Important: this is not about whether paper toilet seat covers have any effective purpose or function in terms of disease transmission. We’ve done that repeatedly (2002, 2003, 2005, etc etc) and the general consensus is that the paper cover accomplishes basically nothing except making germophobic users feel better (with a side order of “the seat isn’t a vector for disease anyway”).
This question is specifically about whether the availability (and perhaps usage, which will necessarily create demand that supports availability) of the paper covers has decreased over the last decade or so, or if it’s holding steady over time.
I ask because I have a vague perception of their decline. A few decades ago, it seemed they were everywhere, always offered for use. Every restaurant, every airport, every library — you go into the toilet, and there’s the cover dispenser on the wall above the shitter. Whether you used it or not, it was always there. (Which made possible the jokes about coming back to the restaurant table: “look, I found a lobster bib in the bathroom!”)
But it seems to me (and this is why I’m asking the FQ, because I don’t trust “it seems to me”) that they’ve been gradually disappearing, and are no longer universally provided. I had this sense before I moved out of the US several years ago. And now, here in Europe, I hardly ever see them. I assume they already weren’t as widespread here before my relocation, but even before that, back in the US, it felt like they had been a trend in the 70s and 80s and were now firmly on a downslope.
Googling this question has not been productive. The results focus on the paper cover’s performance of its claimed function and whether there’s any justification for its use, which, per above, is not what I’m asking. Mixed in with this are a handful of industry-oriented pages which talk about manufacturing, sales, and distribution, but there’s not enough detail to glean whether the market is increasing or decreasing.
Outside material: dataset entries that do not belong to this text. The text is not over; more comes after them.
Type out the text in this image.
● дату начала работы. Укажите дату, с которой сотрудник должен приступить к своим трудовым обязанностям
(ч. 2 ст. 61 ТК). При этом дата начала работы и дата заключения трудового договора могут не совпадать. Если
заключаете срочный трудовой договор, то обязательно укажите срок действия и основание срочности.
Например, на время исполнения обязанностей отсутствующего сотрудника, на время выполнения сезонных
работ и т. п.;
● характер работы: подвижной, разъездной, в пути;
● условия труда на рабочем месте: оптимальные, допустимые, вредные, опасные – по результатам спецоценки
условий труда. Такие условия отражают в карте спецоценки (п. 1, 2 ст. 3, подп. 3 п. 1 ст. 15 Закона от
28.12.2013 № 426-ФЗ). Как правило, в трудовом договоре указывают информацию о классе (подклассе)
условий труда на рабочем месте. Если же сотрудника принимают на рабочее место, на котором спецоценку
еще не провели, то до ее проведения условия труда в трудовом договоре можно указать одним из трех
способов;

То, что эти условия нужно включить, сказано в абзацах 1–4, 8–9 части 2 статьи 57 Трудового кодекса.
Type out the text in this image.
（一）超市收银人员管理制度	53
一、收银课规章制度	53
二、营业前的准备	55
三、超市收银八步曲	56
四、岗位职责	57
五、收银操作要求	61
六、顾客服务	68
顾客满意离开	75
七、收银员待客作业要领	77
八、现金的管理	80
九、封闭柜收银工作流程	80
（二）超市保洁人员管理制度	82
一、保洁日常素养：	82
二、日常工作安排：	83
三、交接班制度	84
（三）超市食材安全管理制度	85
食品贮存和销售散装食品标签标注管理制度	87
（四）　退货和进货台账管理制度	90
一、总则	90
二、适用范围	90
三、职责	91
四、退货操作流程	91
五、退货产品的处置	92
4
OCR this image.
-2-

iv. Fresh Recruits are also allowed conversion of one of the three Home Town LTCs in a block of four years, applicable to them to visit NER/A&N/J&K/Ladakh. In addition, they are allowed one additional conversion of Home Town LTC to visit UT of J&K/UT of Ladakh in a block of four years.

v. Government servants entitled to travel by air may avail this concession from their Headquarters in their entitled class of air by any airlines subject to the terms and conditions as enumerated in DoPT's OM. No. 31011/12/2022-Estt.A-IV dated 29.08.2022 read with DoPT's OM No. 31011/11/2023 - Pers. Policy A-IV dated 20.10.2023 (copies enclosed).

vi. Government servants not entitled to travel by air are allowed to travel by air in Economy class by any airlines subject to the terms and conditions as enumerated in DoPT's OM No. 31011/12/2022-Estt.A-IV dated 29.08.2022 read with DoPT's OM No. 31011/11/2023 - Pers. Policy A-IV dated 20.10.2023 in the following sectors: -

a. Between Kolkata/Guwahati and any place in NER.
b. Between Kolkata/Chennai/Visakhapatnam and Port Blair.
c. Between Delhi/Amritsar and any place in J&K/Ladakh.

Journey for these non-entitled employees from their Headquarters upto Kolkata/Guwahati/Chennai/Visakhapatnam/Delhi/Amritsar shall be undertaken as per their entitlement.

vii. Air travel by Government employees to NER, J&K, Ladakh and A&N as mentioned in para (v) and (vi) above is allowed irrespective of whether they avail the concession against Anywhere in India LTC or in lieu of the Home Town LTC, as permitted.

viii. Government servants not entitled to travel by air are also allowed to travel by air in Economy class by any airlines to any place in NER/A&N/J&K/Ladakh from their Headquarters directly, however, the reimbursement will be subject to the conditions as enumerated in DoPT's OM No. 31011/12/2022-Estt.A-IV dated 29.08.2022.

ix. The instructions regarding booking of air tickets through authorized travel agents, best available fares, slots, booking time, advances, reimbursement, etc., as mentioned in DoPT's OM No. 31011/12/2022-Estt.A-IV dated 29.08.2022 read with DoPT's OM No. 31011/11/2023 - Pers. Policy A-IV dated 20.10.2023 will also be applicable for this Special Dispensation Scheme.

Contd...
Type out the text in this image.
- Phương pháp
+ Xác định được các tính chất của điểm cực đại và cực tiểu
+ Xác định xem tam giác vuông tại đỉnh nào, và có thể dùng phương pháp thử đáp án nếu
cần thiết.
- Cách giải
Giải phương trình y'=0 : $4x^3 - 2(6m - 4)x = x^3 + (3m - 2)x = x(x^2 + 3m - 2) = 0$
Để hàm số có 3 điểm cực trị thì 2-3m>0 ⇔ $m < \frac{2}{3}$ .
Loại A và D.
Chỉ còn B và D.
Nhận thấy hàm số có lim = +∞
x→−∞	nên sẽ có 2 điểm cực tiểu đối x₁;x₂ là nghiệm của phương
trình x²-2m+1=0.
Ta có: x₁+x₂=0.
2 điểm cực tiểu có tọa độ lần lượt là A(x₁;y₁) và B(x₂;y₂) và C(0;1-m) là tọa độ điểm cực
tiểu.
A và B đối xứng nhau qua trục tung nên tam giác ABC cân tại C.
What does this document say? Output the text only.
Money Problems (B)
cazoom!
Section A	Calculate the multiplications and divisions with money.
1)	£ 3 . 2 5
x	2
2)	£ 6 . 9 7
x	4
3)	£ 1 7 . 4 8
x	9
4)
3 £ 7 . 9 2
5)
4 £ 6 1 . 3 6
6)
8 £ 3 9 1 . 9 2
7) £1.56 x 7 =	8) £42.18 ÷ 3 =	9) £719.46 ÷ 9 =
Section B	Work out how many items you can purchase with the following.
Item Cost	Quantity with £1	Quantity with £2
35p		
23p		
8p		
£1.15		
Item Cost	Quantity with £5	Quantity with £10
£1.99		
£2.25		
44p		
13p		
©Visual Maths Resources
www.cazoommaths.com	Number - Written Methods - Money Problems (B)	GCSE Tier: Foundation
Representative is this page which reads like ChatGPT-generated slop intended to drive sales of the attached “PDF report” about the industry, and which no sane person would regard as a reliable cite.
So that’s my question. Is my impression correct, and the trendline for assgasket availability is firmly downward, despite the COVID-fueled cleanliness blip during which we were spraying disinfectant on our incoming mail? (Presumably, if usage is declining, the facility owners would take the opportunity to cut a meaningless maintenance cost.) Or is my impression incorrect, and the paper seat covers continue to be widely offered in nearly every public loo?